In Allah’s hands
“I’ll come back; I’ll come back,” Mohamad Sharib Bin Mohamad Ali Miah, 22, assured his mother, Zahidah Begum Binti Ali Miah, before taking off for a swim in Medina Lake near San Antonio, Texas. Those were the last words he spoke.
On July 4, 2017, the refugee Rohingya family living in San Antonio, Texas, decided to spend time relaxing and celebrating Eid - The holy day that concludes the Islamic month of Ramadan. What was meant to be a happy day turned bitter. Mohamad Sharib accidentally drowned in the lake that afternoon.
In the 1980s, a huge group of Rohingya families were displaced from Myanmar. Among them were Zahidah, her husband, Mohamad Ali Bin Sultan Ahmed, and their daughter. The couple decided to move to Malaysia after that. Zahidah’s family flourished; days turned to months and months to 23 years. Their small family grew from a household of three to seven as they adjusted to life in Malaysia.
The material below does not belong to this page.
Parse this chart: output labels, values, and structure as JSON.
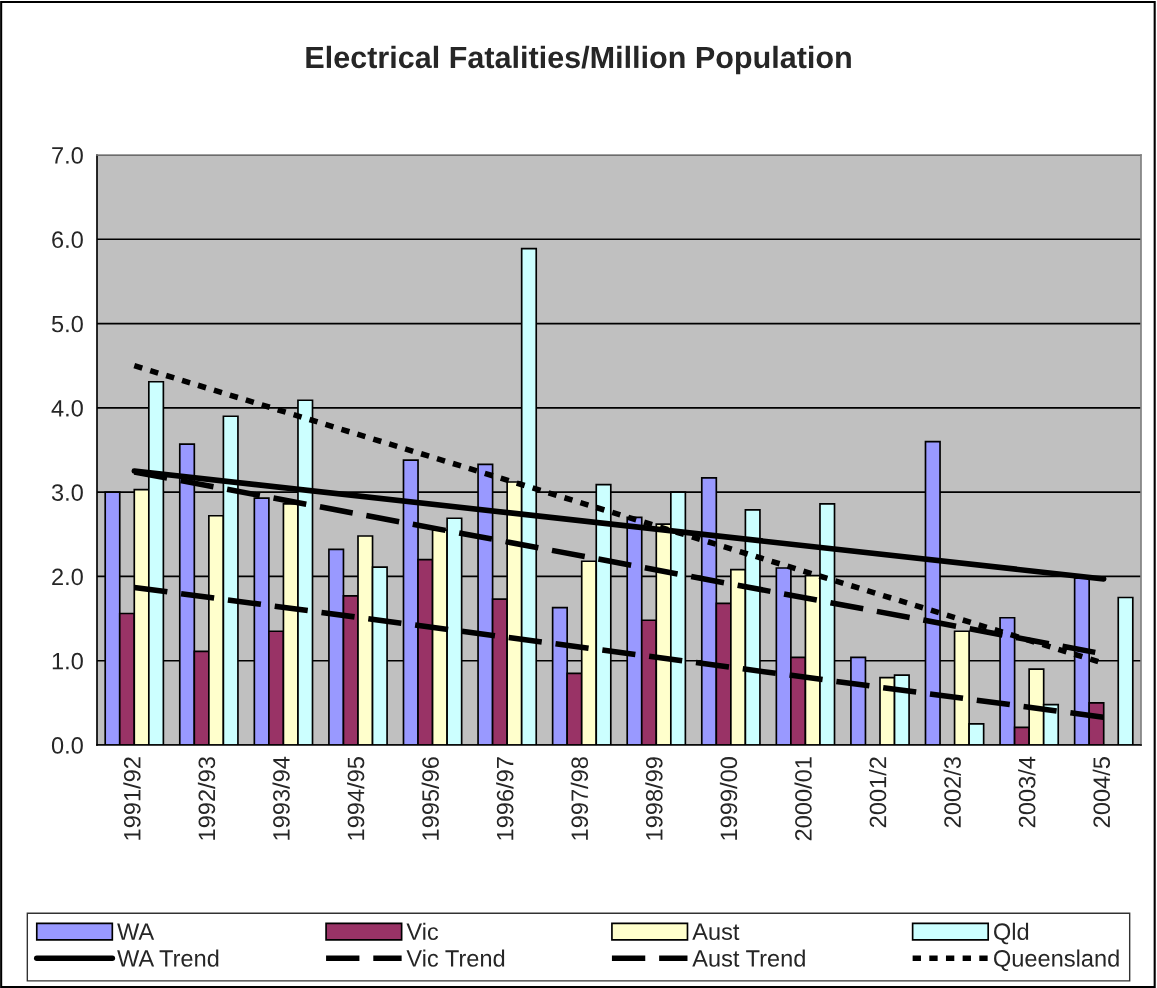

On August 22, 2015, the family was given the opportunity to move to the United States. They embarked on a new journey once again, this time with their two youngest sons. And within a year of moving to San Antonio, Texas, her third daughter moved to San Antonio with her husband and two toddler sons. “I had found new happiness; this became a home,” Zahidah said.
Life was good until Tuesday, July 4, 2017.
It was an ordinary day in Zahidah’s household. She was awake by 6 a.m. to make breakfast and tea for her oldest son, Mohamad Shabrib before he left for work. Her husband, Mohamad Ali, had his day off, and Zahidah’s younger son, Mohamad Emran’s was on summer vacation.
By noon, Sharib was back home. He told Zahidah that the factory gave him the rest of the day off “for a national holiday.” Unwilling to spend his day off at home, Sharib convinced his family to have a belated Eid picnic at Medina Lake, 55 miles north of San Antonio.
Midway through the journey, Zahidah did not want to go to the lake anymore. “I was feeling sick,” she said. “I didn’t realize it was that far.” But she conceded for her children.
The day was hot, and the water was cool. Mohamad Sharib wanted to go for a swim. He placed his belongings with his mother – shoes, clothes, camera, sunglasses, and car keys. Moments later, Mohamad Sharib jumped off the pier into the water.
There was disjointed chaos when the family realized Sharib was in trouble. Mohamad Ali noticed his son’s fingers on the surface of the water. And immediately dove into the water to save him, but he could not locate his son.
Neighboring holidaymakers sensed the emergency of the situation and called 911 since the Rohingya family did not speak any English other than Sharib.
After a two-hour search, the Texas Parks and Wildlife Department recovered his body. “Sharib will never come back. It is what Allah wishes,” Zahidah said.